Elbette bu, “Türkiye Batı’dan kopuyor” propagandasını yapanlar, aynı zamanda AKP’yi “antiemperyalist, ABD’nin Ortadoğu’daki stratejisiyle çatışan, Türkiye’yi emperyalizmin Ortadoğu’daki karakolu olmaktan kurtarmak isteyen ve mazlum halklara sahip çıkan bir parti” (hiç de hak etmediği halde) olma mevzisine taşımış olmaktadırlar. Ama bir yandan ABD, AB; öte yandan TÜSİAD, TOBB, Genelkurmay, CHP ve MHP gibi odaklardan beslenen bu propagandanın bir bilinç çarpıtması yaratıyor olması, onların umurunda değildir. Onlar için varsa yoksa AKP’yi Batı emperyalizmi ile tam bir uyum içinde tutmak için zorlamak, AKP’yi her türlü sapmadan alıkoymak üzere terbiye etmek, o da olmuyorsa düşürmektir!
Olup bitenin daha açıkça anlaşılması ve bundan sonraki tartışmalara bir temel oluşturmak üzere şu soruya yanıt vermek gerekmektedir: Türkiye gerçekten Batı’dan kopmakta mıdır?

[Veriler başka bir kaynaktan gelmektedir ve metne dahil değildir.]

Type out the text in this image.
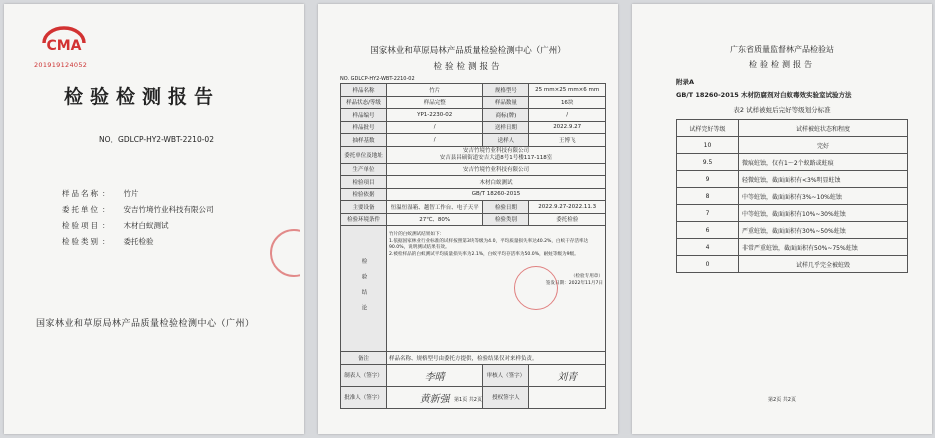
CMA
201919124052
检验检测报告
NO．GDLCP-HY2-WBT-2210-02
样品名称 ： 竹片
委托单位 ： 安吉竹境竹业科技有限公司
检验项目 ： 木材白蚁测试
检验类别 ： 委托检验
国家林业和草原局林产品质量检验检测中心（广州）
国家林业和草原局林产品质量检验检测中心（广州）
检验检测报告
NO. GDLCP-HY2-WBT-2210-02
样品名称	竹片	规格型号	25 mm×25 mm×6 mm
样品状态/等级	样品完整	样品数量	16块
样品编号	YP1-2230-02	商标(牌)	/
样品批号	/	送样日期	2022.9.27
抽样基数	/	送样人	王博飞
委托单位及地址	安吉竹境竹业科技有限公司
安吉县昌硕街道安吉大道8号1号楼117-118室		

生产单位	安吉竹境竹业科技有限公司		
检验项目	木材白蚁测试		
检验依据	GB/T 18260-2015		
主要设备	恒温恒湿箱、越智工作台、电子天平	检验日期	2022.9.27-2022.11.3
检验环境条件	27℃、80%	检验类别	委托检验
检验结论	竹片的白蚁测试结果如下：
1.依据国家林业行业标准的试样按照第3块等级为4.0，平均质量损失率达40.2%，白蚁干存活率达90.0%，说明测试结果有效。
2.被检样品的白蚁测试平均质量损失率为2.1%，白蚁平均存活率为50.0%，耐蛀等级为9级。
（检验专用章）
签发日期：2022年11月7日		

备注	样品名称、规格型号由委托方提供，检验结果仅对来样负责。		
制表人（签字）	李晴	审核人（签字）	刘青
批准人（签字）	黄新强	授权签字人	
第1页 共2页
广东省质量监督林产品检验站
检验检测报告
附录A
GB/T 18260-2015 木材防腐剂对白蚁毒效实验室试验方法
表2 试样被蛀后完好等级划分标准
试样完好等级	试样被蛀状态和程度
10	完好
9.5	微痕蛀蚀，仅有1～2个蚁路或蛀痕
9	轻微蛀蚀，截面面积有<3%明显蛀蚀
8	中等蛀蚀，截面面积有3%~10%蛀蚀
7	中等蛀蚀，截面面积有10%~30%蛀蚀
6	严重蛀蚀，截面面积有30%~50%蛀蚀
4	非常严重蛀蚀，截面面积有50%~75%蛀蚀
0	试样几乎完全被蛀毁
第2页 共2页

Bu soruya “evet” diyen güçler, Türkiye’nin İsrail’e karşı yürüttüğü pek alışılmamış polemiği ve İran’a yönelik ABD merkezli ve öteki ülkeleri de yanına alan ambargoya karşı çıkmasını örnek göstermektedir.
Suriye ve öteki komşularıyla ilişkilerini geliştirmesini de bu iki politikaya bağlayıp; iddialarını Türkiye’nin bölgede ABD ile liderlik yarışına girdiğine kadar götürmektedirler. Bu tez, elbette Batı kaynaklıdır ve Batılı ülkelerdeki basın tarafından giderek daha çok ve daha yüksek perdeden dile getirilmektedir.

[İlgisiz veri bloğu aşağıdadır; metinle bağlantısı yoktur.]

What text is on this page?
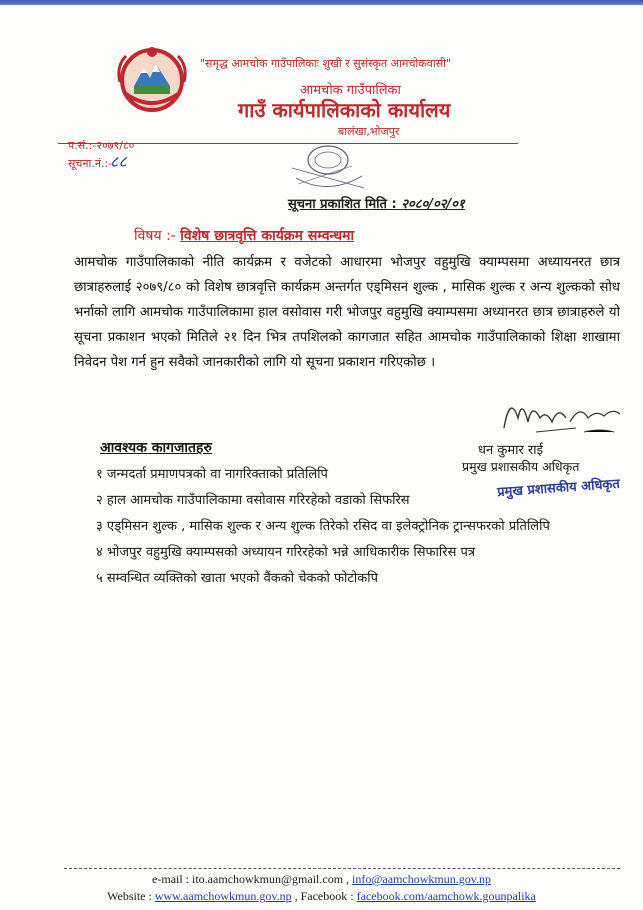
"समृद्ध आमचोक गाउँपालिकाः शुखी र सुसंस्कृत आमचोकवासी"
आमचोक गाउँपालिका
गाउँ कार्यपालिकाको कार्यालय
बालंखा,भोजपुर
प.सं.:-२०७९/८०
सूचना.नं.:-
८८
सूचना प्रकाशित मिति : २०८०/०२/०१
विषय :- विशेष छात्रवृत्ति कार्यक्रम सम्वन्धमा
आमचोक गाउँपालिकाको नीति कार्यक्रम र वजेटको आधारमा भोजपुर वहुमुखि क्याम्पसमा अध्यायनरत छात्र छात्राहरुलाई २०७९/८० को विशेष छात्रवृत्ति कार्यक्रम अन्तर्गत एड्मिसन शुल्क , मासिक शुल्क र अन्य शुल्कको सोध भर्नाको लागि आमचोक गाउँपालिकामा हाल वसोवास गरी भोजपुर वहुमुखि क्याम्पसमा अध्यानरत छात्र छात्राहरुले यो सूचना प्रकाशन भएको मितिले २१ दिन भित्र तपशिलको कागजात सहित आमचोक गाउँपालिकाको शिक्षा शाखामा निवेदन पेश गर्न हुन सवैको जानकारीको लागि यो सूचना प्रकाशन गरिएकोछ ।
धन कुमार राई
प्रमुख प्रशासकीय अधिकृत
प्रमुख प्रशासकीय अधिकृत
आवश्यक कागजातहरु
१ जन्मदर्ता प्रमाणपत्रको वा नागरिक्ताको प्रतिलिपि
२ हाल आमचोक गाउँपालिकामा वसोवास गरिरहेको वडाको सिफरिस
३ एड्मिसन शुल्क , मासिक शुल्क र अन्य शुल्क तिरेको रसिद वा इलेक्ट्रोनिक ट्रान्सफरको प्रतिलिपि
४ भोजपुर वहुमुखि क्याम्पसको अध्यायन गरिरहेको भन्ने आधिकारीक सिफारिस पत्र
५ सम्वन्धित व्यक्तिको खाता भएको वैंकको चेकको फोटोकपि
e-mail : ito.aamchowkmun@gmail.com , info@aamchowkmun.gov.np
Website : www.aamchowkmun.gov.np , Facebook : facebook.com/aamchowk.gounpalika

Ancak bu tez, bu kadar geniş bir destek bulmasına karşın son derece de çürüktür. Çünkü AKP Hükümeti, iktidara geldiği sekiz yıldan beri, Türkiye’nin ekonomisini Batı emperyalizminin liderliğindeki sisteme bağlamak için en radikal kararları almış bir hükümettir. Dahası; AKP Hükümeti, Türkiye’nin Kürt sorunu gibi temel bir sorununun çözümünde, ABD’yi resmen direksiyonun başına oturtarak aynı zamanda bölgede ABD stratejisiyle tam uyum için girişimlerde bulunmakta, bunu da açıkça ilan etmektedir. Bugün de bundan geri adım attığını gösteren ciddi bir şey yoktur. İsrail ve İran konularında bile belki bazı tutumları ABD’yi rahatsız etmektedir ama bunlar tolore edilemez sapmalar olmadığı gibi, son tahlilde ABD ve AB’nin de işine gelecek girişimlerdir. Dahası; gerek İsrail konusunda, gerekse İran konusunda Türkiye, bu tutumuyla “Batı”dan kopuyorsa, en azından “Doğu”dan (bir batı varsa ona karşı bir de doğu olmalı) yana da değildir. Çünkü İsrail sorununda, Türkiye Batı denilen birçok ülkeden destek aldığı gibi, bundan daha önemli bir sorun olan İran sorununda da Brezilya dışındaki tüm diğer ülkelere; Çin, Rusya, Hindistan gibi “Doğu” denilebilecek ülkelerle de karşı karşıya gelmiştir.
Bu durumda Türkiye’nin “Batı’dan kopması” için tek mantıklı gerekçe; Türkiye’nin, Brezilya’nın, İran’ı da yanlarına alarak bütün dünya kapitalist sitemine karşı yeni bir odak oluşturmaya yöneldiğini iddia etmektir.
Yok değilse; “Türkiye Batı’dan kopuyor” yaygarası, tamamen iç politikaya ilişkin dış kaynaklı bir komplo teorisidir!